The old Lexington Herald-Leader building, on Midland Avenue. Now sold, the building logo has been removed.

I was, about the time that Johannes Gutenberg invented the movable type printing press, a paperboy for the old Lexington Herald and Lexington Leader. Alas! The current merged paper, the Lexington Herald-Leader, now part of the bankrupt McClatchy company, outsourced its own printing to a plant near Louisville in 2016, ceased issuing a Saturday edition in 2019, which meant the end of printing Friday night high school sports stories, and recently sold their own building on Midland Avenue to the Fayette County schools.
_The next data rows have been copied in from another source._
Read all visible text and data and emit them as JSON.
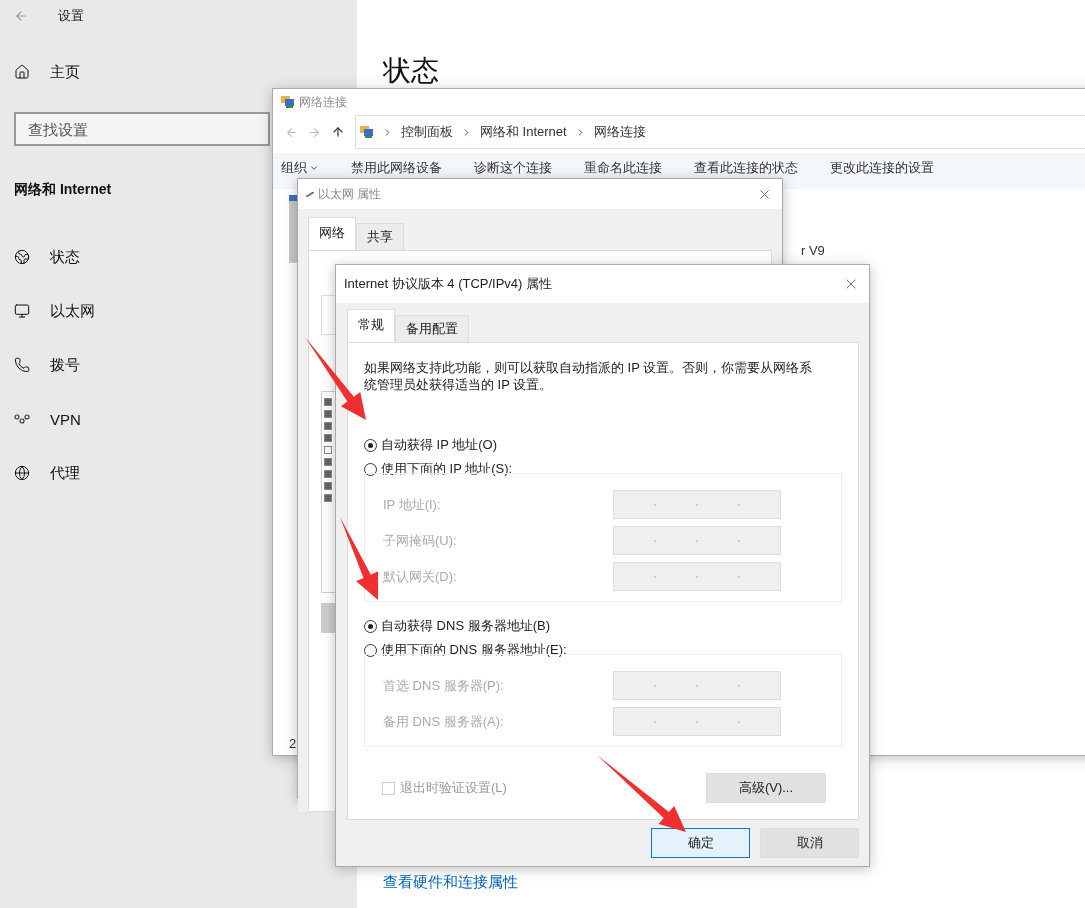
{
  "settings": {
    "title": "设置",
    "home": "主页",
    "search": {
      "placeholder": "查找设置"
    },
    "section": "网络和 Internet",
    "nav": [
      {
        "label": "状态",
        "kind": "status"
      },
      {
        "label": "以太网",
        "kind": "ethernet"
      },
      {
        "label": "拨号",
        "kind": "dialup"
      },
      {
        "label": "VPN",
        "kind": "vpn"
      },
      {
        "label": "代理",
        "kind": "proxy"
      }
    ],
    "page_title": "状态",
    "link": "查看硬件和连接属性"
  },
  "network_connections": {
    "title": "网络连接",
    "breadcrumb": [
      "控制面板",
      "网络和 Internet",
      "网络连接"
    ],
    "toolbar": [
      {
        "label": "组织",
        "dropdown": true
      },
      {
        "label": "禁用此网络设备",
        "dropdown": false
      },
      {
        "label": "诊断这个连接",
        "dropdown": false
      },
      {
        "label": "重命名此连接",
        "dropdown": false
      },
      {
        "label": "查看此连接的状态",
        "dropdown": false
      },
      {
        "label": "更改此连接的设置",
        "dropdown": false
      }
    ],
    "item_text": "r V9",
    "status": "2"
  },
  "ethernet_dialog": {
    "title": "以太网 属性",
    "tabs": [
      {
        "label": "网络",
        "selected": true
      },
      {
        "label": "共享",
        "selected": false
      }
    ],
    "items": [
      {
        "checked": true
      },
      {
        "checked": true
      },
      {
        "checked": true
      },
      {
        "checked": true
      },
      {
        "checked": false
      },
      {
        "checked": true
      },
      {
        "checked": true
      },
      {
        "checked": true
      },
      {
        "checked": true
      }
    ]
  },
  "tcp_dialog": {
    "title": "Internet 协议版本 4 (TCP/IPv4) 属性",
    "tabs": [
      {
        "label": "常规",
        "selected": true
      },
      {
        "label": "备用配置",
        "selected": false
      }
    ],
    "description": "如果网络支持此功能，则可以获取自动指派的 IP 设置。否则，你需要从网络系统管理员处获得适当的 IP 设置。",
    "ip_options": [
      {
        "label": "自动获得 IP 地址(O)",
        "selected": true
      },
      {
        "label": "使用下面的 IP 地址(S):",
        "selected": false
      }
    ],
    "ip_fields": [
      {
        "label": "IP 地址(I):",
        "disabled": true
      },
      {
        "label": "子网掩码(U):",
        "disabled": true
      },
      {
        "label": "默认网关(D):",
        "disabled": true
      }
    ],
    "dns_options": [
      {
        "label": "自动获得 DNS 服务器地址(B)",
        "selected": true
      },
      {
        "label": "使用下面的 DNS 服务器地址(E):",
        "selected": false
      }
    ],
    "dns_fields": [
      {
        "label": "首选 DNS 服务器(P):",
        "disabled": true
      },
      {
        "label": "备用 DNS 服务器(A):",
        "disabled": true
      }
    ],
    "validate": {
      "label": "退出时验证设置(L)",
      "checked": false,
      "disabled": true
    },
    "advanced_button": "高级(V)...",
    "buttons": [
      {
        "label": "确定",
        "default": true
      },
      {
        "label": "取消",
        "default": false
      }
    ]
  }
}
And let’s be honest: the print editions of virtually every major, and mid-sized, newspaper in this country, are horrible. The physical size has been reduced, even in as august a paper as The Wall Street Journal, and newsroom staffs have been cut not just to the bare bones, but into the bone as well.

It’s time to simply end the print editions. As much as some people will hate to see them go, they are dying anyway. For newspapers to have any chance to become profitable, they have to cease being newspapers, and adapt to the digital, internet model. No matter how much they try to modernize, newspapers are still 18th century technology, and the 18th century ended a long time ago.

References

References
1 “Combitch” is a Picoism, not a typo. You should be able to figure out the etymology on your own.